Anna Maria Corazza Bild |
Onorevole, lei è una europeista convinta: non crede che
il progetto europeo oggi sia in crisi?
«Tutt'altro. Credo invece che, oggi più che mai, ci sia
bisogno di più Europa. La crisi dei rifugiati, il terrorismo, il rischio
Brexit, l'ascesa dei nazionalismi: sono questioni che richiedono risposte comuni
e coesione tra Stati Membri. L'Europa è nata sulle ceneri di una grande guerra
e le grandi crisi sono state un'opportunità di crescita e consolidamento. Sarà
così anche questa volta, non c'è alternativa».
L'incapacità di gestire I flussi migratori e la minaccia
del terrorismo stanno frantumando Schengen e la libera circolazione: c'è chi
alza I muri e chi, come la Svezia, dopo decenni di "porte aperte", ha
ceduto di fronte ad un flusso che pare inarrestabile. Come si esce da questa
crisi?
«Quella dei muri non è Europa. Sono Stati membri che violano
i Trattati. I Paesi che hanno reintrodotto i controlli, invece, lo fanno
rispettando le regole, ma solo se per un periodo di tempo limitato. I Trattati
lo prevedono. Il problema è che non si può pensare di abbandonare il principio
della libera circolazione: è un pilastro fondamentale della costruzione europea
e non si può tornare indietro. Sarebbe gravissimo. Schengen significa
ricchezza, posti di lavoro, crescita, competitività. Abolirlo significherebbe affrontare
dei costi enormi per la circolazione delle merci, oltre che disagi per i
cittadini europei».
Cosa pensa della decisione austriaca di ripristinare I
controlli al Brennero?
«Mi preoccupa moltissimo. La soluzione alla crisi che stiamo
vivendo non sono né i muri né i controlli alle frontiere. Bisogna rispettare le
regole che già esistono e attuare le decisioni del parlamento europeo,
affrontando tutto in un'ottica comunitaria. Bruxelles può fare tanto, ma se gli
Stati non collaborano è inutile».
Cosa dovrebbero accettare I singoli Stati?
«Intanto un meccanismo non volontario, ma obbligatorio per
la redistribuzione e l'accoglienza dei migranti. Poi un controllo europeo delle
frontiere esterne e l'identificazione dei profughi che hanno diritto di essere
accolti fatta direttamente nei campi delle Nazioni Unite per evitare quei
viaggi della speranza che costano la vita a migliaia di esseri umani. Infine
serve un sistema di rimpatri rapido ed efficace. I migranti economici non
possono restare in Europa: non possiamo risolvere tutti i problemi del mondo,
non siamo in grado. Ma abbiamo il dovere di salvare tutti coloro che possiamo
salvare ed evitare altre stragi nel Mediterraneo».

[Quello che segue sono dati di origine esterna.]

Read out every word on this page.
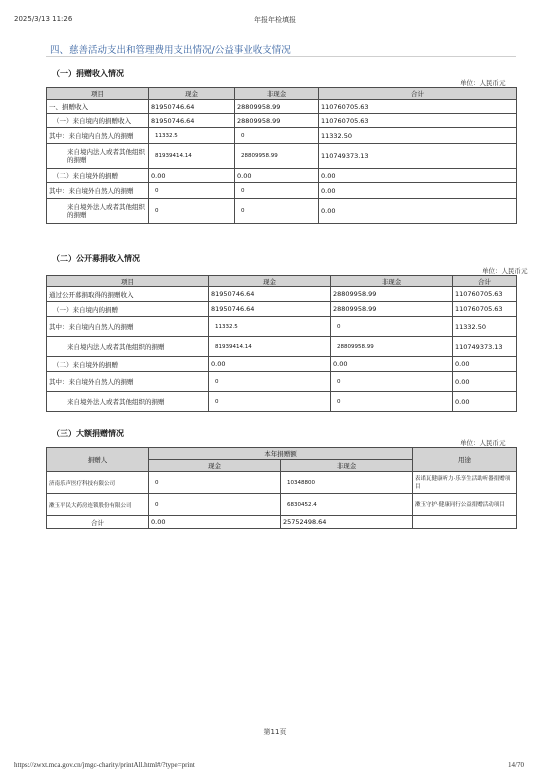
2025/3/13 11:26	年报年检填报
四、慈善活动支出和管理费用支出情况/公益事业收支情况
（一）捐赠收入情况
单位：人民币元
项目	现金	非现金	合计
一、捐赠收入	81950746.64	28809958.99	110760705.63
（一）来自境内的捐赠收入	81950746.64	28809958.99	110760705.63
其中：来自境内自然人的捐赠	11332.5	0	11332.50
来自境内法人或者其他组织的捐赠	81939414.14	28809958.99	110749373.13
（二）来自境外的捐赠	0.00	0.00	0.00
其中：来自境外自然人的捐赠	0	0	0.00
来自境外法人或者其他组织的捐赠	0	0	0.00
（二）公开募捐收入情况
单位：人民币元
项目	现金	非现金	合计
通过公开募捐取得的捐赠收入	81950746.64	28809958.99	110760705.63
（一）来自境内的捐赠	81950746.64	28809958.99	110760705.63
其中：来自境内自然人的捐赠	11332.5	0	11332.50
来自境内法人或者其他组织的捐赠	81939414.14	28809958.99	110749373.13
（二）来自境外的捐赠	0.00	0.00	0.00
其中：来自境外自然人的捐赠	0	0	0.00
来自境外法人或者其他组织的捐赠	0	0	0.00
（三）大额捐赠情况
单位：人民币元
捐赠人	本年捐赠额		用途
	现金	非现金	
济南乐声医疗科技有限公司	0	10348800	表诺瓦健康听力·乐享生活助听器捐赠项目
漱玉平民大药房连锁股份有限公司	0	6830452.4	漱玉守护·健康同行公益捐赠活动项目
合计	0.00	25752498.64	
第11页
https://zwxt.mca.gov.cn/jmgc-charity/printAll.html#/?type=print	14/70
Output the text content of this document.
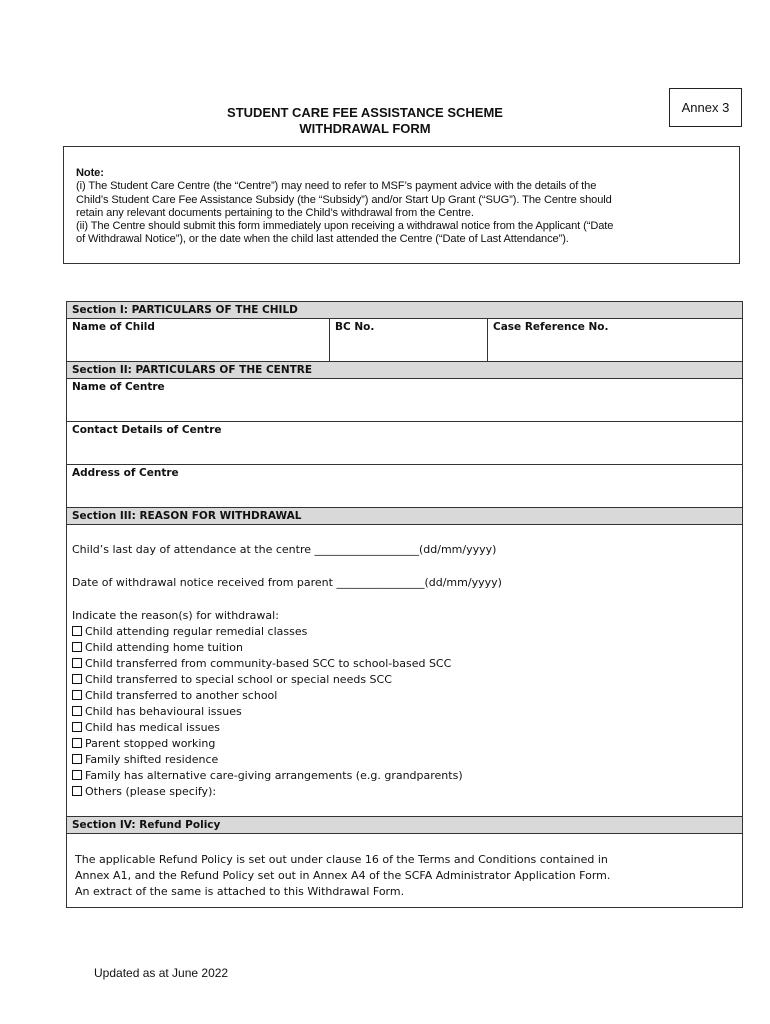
Annex 3
STUDENT CARE FEE ASSISTANCE SCHEME
WITHDRAWAL FORM
Note:
(i) The Student Care Centre (the “Centre”) may need to refer to MSF’s payment advice with the details of the
Child’s Student Care Fee Assistance Subsidy (the “Subsidy”) and/or Start Up Grant (“SUG”). The Centre should
retain any relevant documents pertaining to the Child’s withdrawal from the Centre.
(ii) The Centre should submit this form immediately upon receiving a withdrawal notice from the Applicant (“Date
of Withdrawal Notice”), or the date when the child last attended the Centre (“Date of Last Attendance”).
Section I: PARTICULARS OF THE CHILD
Name of Child	BC No.	Case Reference No.
Section II: PARTICULARS OF THE CENTRE
Name of Centre
Contact Details of Centre
Address of Centre
Section III: REASON FOR WITHDRAWAL
Child’s last day of attendance at the centre ___________________(dd/mm/yyyy)
Date of withdrawal notice received from parent ________________(dd/mm/yyyy)
Indicate the reason(s) for withdrawal:
Child attending regular remedial classes
Child attending home tuition
Child transferred from community-based SCC to school-based SCC
Child transferred to special school or special needs SCC
Child transferred to another school
Child has behavioural issues
Child has medical issues
Parent stopped working
Family shifted residence
Family has alternative care-giving arrangements (e.g. grandparents)
Others (please specify):
Section IV: Refund Policy
The applicable Refund Policy is set out under clause 16 of the Terms and Conditions contained in
Annex A1, and the Refund Policy set out in Annex A4 of the SCFA Administrator Application Form.
An extract of the same is attached to this Withdrawal Form.
Updated as at June 2022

A proposito, lei ha avuto la possibilità di visitare
Lampedusa…
«Si, ho guidato la delegazione del Parlamento europeo. È
stata un'esperienza indimenticabile. Penso all'efficienza della nostra Marina
militare, all'umanità della popolazione di Lampedusa, dei volontari, dei nostri
militari che hanno un cuore più grande di qualsiasi organizzazione
umanitaria... ecco, se penso a loro, sono fiera di essere italiana. E penso ai
tanti bambini che ho visto...»
Sono i piccoli i più esposti ai mali del mondo «dei
grandi»: è così?
«Sono facili prede della criminalità organizzata e ogni anno
sono decine di migliaia i bambini stranieri non accompagnati che spariscono nel
nulla. Bisogna lavorare per registrarli ed identificarli appena arrivano, così
da farli entrare nel sistema di protezione».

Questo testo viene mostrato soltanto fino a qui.